- European cover art
- Developer: CTA Developments
- Publisher: Ocean Software
- Composers: Dave Newman, James Veal (Amiga) Barry Leitch, Keith Tinman (SNES)
- Platforms: Amiga, Amiga CD32, C64, Atari STE, MS-DOS, Super NES (as Eek! The Cat)
- Release: 1993, 1994 (as Eek! The Cat)
- Genres: Platform, Strategy
- Mode: Single player

= Sleepwalker (video game) =

1993 video game

Sleepwalker is a platform game developed by CTA Developments and published by Ocean Software for the Amiga, Amiga CD32, Commodore 64 and Atari STE in 1993. It was later ported to MS-DOS.

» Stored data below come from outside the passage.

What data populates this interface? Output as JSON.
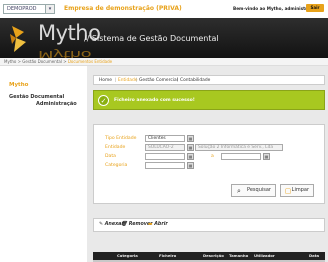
{
  "topbar": {
    "company_select": "DEMOPROD",
    "company_name": "Empresa de demonstração (PRIVA)",
    "welcome": "Bem-vindo ao Mytho, administrador",
    "exit_label": "Sair"
  },
  "header": {
    "logo": "Mytho",
    "title": "// Sistema de Gestão Documental"
  },
  "breadcrumb": {
    "path": "Mytho > Gestão Documental > ",
    "current": "Documentos Entidade"
  },
  "sidebar": {
    "title": "Mytho",
    "items": [
      {
        "label": "Gestão Documental"
      },
      {
        "label": "Administração"
      }
    ]
  },
  "tabs": [
    {
      "label": "Home"
    },
    {
      "label": "Entidade"
    },
    {
      "label": "Gestão Comercial"
    },
    {
      "label": "Contabilidade"
    }
  ],
  "notice": {
    "text": "Ficheiro anexado com sucesso!"
  },
  "form": {
    "tipo_label": "Tipo Entidade",
    "tipo_value": "Clientes",
    "entidade_label": "Entidade",
    "entidade_code": "SOLUCAO-2",
    "entidade_name": "Solução 2 Informática e Serv., Lda",
    "data_label": "Data",
    "data_sep": "a",
    "categoria_label": "Categoria",
    "search_label": "Pesquisar",
    "clear_label": "Limpar"
  },
  "actions": {
    "attach": "Anexar",
    "remove": "Remover",
    "open": "Abrir"
  },
  "grid": {
    "columns": [
      "Categoria",
      "Ficheiro",
      "Descrição",
      "Tamanho",
      "Utilizador",
      "Data"
    ]
  },
  "colors": {
    "accent": "#e8a21a",
    "success": "#a8c820",
    "header_bg": "#1c1c1c"
  }
}
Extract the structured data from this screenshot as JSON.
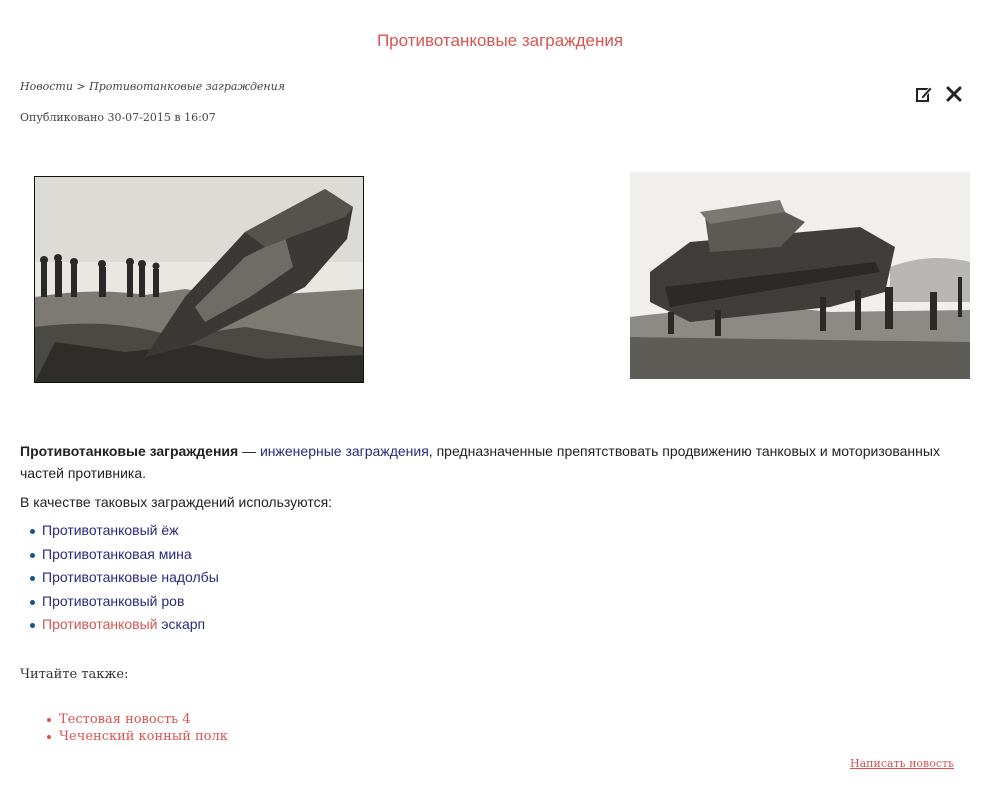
{
  "page": {
    "title": "Противотанковые заграждения"
  },
  "breadcrumb": {
    "home": "Новости",
    "separator": " > ",
    "current": "Противотанковые заграждения"
  },
  "published": "Опубликовано 30-07-2015 в 16:07",
  "toolbar": {
    "edit_icon": "edit-icon",
    "close_icon": "close-icon"
  },
  "images": {
    "left": "black-and-white photo of a WWI tank crossing a trench",
    "right": "black-and-white photo of a tank climbing over anti-tank posts"
  },
  "article": {
    "intro_bold": "Противотанковые заграждения",
    "intro_dash": " — ",
    "intro_link": "инженерные заграждения",
    "intro_rest": ", предназначенные препятствовать продвижению танковых и моторизованных частей противника.",
    "used_as": "В качестве таковых заграждений используются:",
    "items": [
      {
        "label": "Противотанковый ёж"
      },
      {
        "label": "Противотанковая мина"
      },
      {
        "label": "Противотанковые надолбы"
      },
      {
        "label": "Противотанковый ров"
      },
      {
        "label": "Противотанковый",
        "label2": "эскарп"
      }
    ]
  },
  "read_also": {
    "heading": "Читайте также:",
    "links": [
      "Тестовая новость 4",
      "Чеченский конный полк"
    ]
  },
  "write_news": "Написать новость",
  "colors": {
    "accent": "#d9534f",
    "link": "#2a2a7e",
    "bullet": "#17518a"
  }
}
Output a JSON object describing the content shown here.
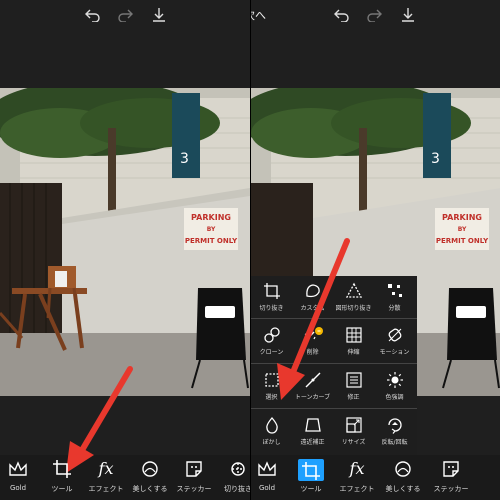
{
  "topbar": {
    "next_label": "次へ"
  },
  "photo": {
    "sign_line1": "PARKING",
    "sign_line2": "BY",
    "sign_line3": "PERMIT ONLY"
  },
  "bottom_tools": [
    {
      "label": "Gold"
    },
    {
      "label": "ツール"
    },
    {
      "label": "エフェクト"
    },
    {
      "label": "美しくする"
    },
    {
      "label": "ステッカー"
    },
    {
      "label": "切り抜き"
    }
  ],
  "tool_menu": {
    "items": [
      {
        "label": "切り抜き"
      },
      {
        "label": "カスタム"
      },
      {
        "label": "図形切り抜き"
      },
      {
        "label": "分散"
      },
      {
        "label": "クローン"
      },
      {
        "label": "削除"
      },
      {
        "label": "伸縮"
      },
      {
        "label": "モーション"
      },
      {
        "label": "選択"
      },
      {
        "label": "トーンカーブ"
      },
      {
        "label": "修正"
      },
      {
        "label": "色強調"
      },
      {
        "label": "ぼかし"
      },
      {
        "label": "遠近補正"
      },
      {
        "label": "リサイズ"
      },
      {
        "label": "反転/回転"
      }
    ]
  },
  "colors": {
    "accent": "#1ea0ff",
    "arrow": "#e8382d"
  }
}
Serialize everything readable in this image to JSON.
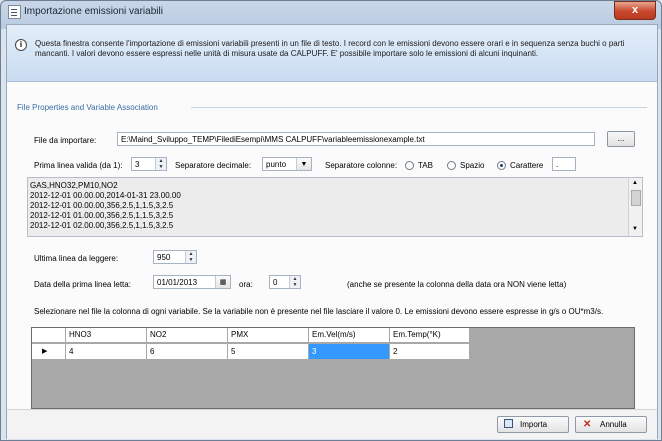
{
  "window": {
    "title": "Importazione emissioni variabili",
    "close_glyph": "x"
  },
  "info": {
    "icon": "info-icon",
    "text": "Questa finestra consente l'importazione di emissioni variabili presenti in un file di testo. I record con le emissioni devono essere orari e in sequenza senza buchi o parti mancanti. I valori devono essere espressi nelle unità di misura usate da CALPUFF. E' possibile importare solo le emissioni di alcuni inquinanti."
  },
  "group": {
    "label": "File Properties and Variable Association"
  },
  "file": {
    "label": "File da importare:",
    "path": "E:\\Maind_Sviluppo_TEMP\\FilediEsempi\\MMS CALPUFF\\variableemissionexample.txt",
    "browse_label": "..."
  },
  "options": {
    "first_line_label": "Prima linea valida (da 1):",
    "first_line_value": "3",
    "decimal_sep_label": "Separatore decimale:",
    "decimal_sep_value": "punto",
    "col_sep_label": "Separatore colonne:",
    "radio_tab": "TAB",
    "radio_space": "Spazio",
    "radio_char": "Carattere",
    "char_value": ".",
    "selected_radio": "Carattere"
  },
  "preview_lines": [
    "GAS,HNO32,PM10,NO2",
    "2012-12-01 00.00.00,2014-01-31 23.00.00",
    "2012-12-01 00.00.00,356,2.5,1,1.5,3,2.5",
    "2012-12-01 01.00.00,356,2.5,1,1.5,3,2.5",
    "2012-12-01 02.00.00,356,2.5,1,1.5,3,2.5"
  ],
  "last_line": {
    "label": "Ultima linea da leggere:",
    "value": "950"
  },
  "date": {
    "label": "Data della prima linea letta:",
    "value": "01/01/2013",
    "hour_label": "ora:",
    "hour_value": "0",
    "note": "(anche se presente la colonna della data ora NON viene letta)"
  },
  "instructions": "Selezionare nel file la colonna di ogni variabile. Se la variabile non è presente nel file lasciare il valore 0. Le emissioni devono essere espresse in g/s o OU*m3/s.",
  "grid": {
    "columns": [
      "HNO3",
      "NO2",
      "PMX",
      "Em.Vel(m/s)",
      "Em.Temp(°K)"
    ],
    "row": [
      "4",
      "6",
      "5",
      "3",
      "2"
    ],
    "selected_col": 3,
    "row_marker": "▶"
  },
  "buttons": {
    "import_label": "Importa",
    "cancel_label": "Annulla"
  },
  "colors": {
    "selection": "#3399ff",
    "group_label": "#3a6ea5",
    "close": "#c9462b"
  }
}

The game was later re-released in 1994, using the Eek! The Cat license for the Super Nintendo Entertainment System.

Review scores
| Publication | Score |
|---|---|
| Amiga Computing | 90% (Amiga) |
| Amiga Format | 91% (Amiga) 83% (CD32) |
| Amiga Power | 84% (Amiga) 83% (CD32) |
| Commodore Format | 90% (C64) |
| CU Amiga | 81% (Amiga) |
| GamesMaster | 79% (Amiga) |
| ST Action | 92% (ST) |
| ST Format | 92% (ST) |

==Summary and gameplay==
The game centers on a boy called Lee and his faithful dog Ralph. The player is then introduced to Lee from the dog's perspective after waking up to find his owner sleepwalking through his bedroom window, and leaping after him.

Throughout the game Lee continually walks in the direction he is facing; the problem is that there are objects and pitfalls in his path that can ultimately wake him up or even kill him. The player can monitor Lee's sleep level with a bar at the top of the screen. If the bar reaches zero, Lee wakes up and the player loses a life. If this happens three (or five depending on settings) times, then the game is lost.

The player controls Ralph in order to manipulate either Lee, or the objects he is likely to walk into, to see him safely to the end of a level. The frequency of these pitfalls increases as each level progresses and, as it does, the player has to spend more time strategically neutralising threats, far in advance of Lee's actual position in the level.

Although it is possible for Lee to die, resulting in a life lost and restarting the level, Ralph is invincible, surviving otherwise fatal incidents with comedic effect.

If all the levels are successfully completed, Lee finally returns to his bed and crawls back in.

==Comic Relief==
The game was made to promote the charity Comic Relief. All profits from sales of the game went to the charity.

Many references to Comic Relief were made:
- Lenny Henry, who is heavily connected with the charity, was cast as Ralph's voice in the game's animated introductions.
- The Ocean Software logo was animated to include a red tomato being thrown at it (tomatoes were the theme of that year's Comic Relief event) with the charity logo stamped on top of the resulting mess. The phrase "Comic Relief or som'ing", voiced by comedian Harry Enfield, was then heard.
- The opening title of the game features Lee and Ralph moving from left to right and then right to left inside the letters of the word "Sleepwalker". Each time they move from right to left, they are seen wearing red noses (which turn green when a cheat is activated).
- Letters can be collected that spelled out the word "COMIC" at the top of the screen. An extra life is awarded for successfully collecting all five letters. (On the Commodore 64 version, collecting "COMIC" gives access to the bonus level once the end of the current main level is reached; here the player has to collect as tomatoes to earn bonus points.)
- A whoopee cushion (another product sold to raise money for the charity) features in the game as a bonus object, and picking it up gives Ralph a limited period of invulnerability.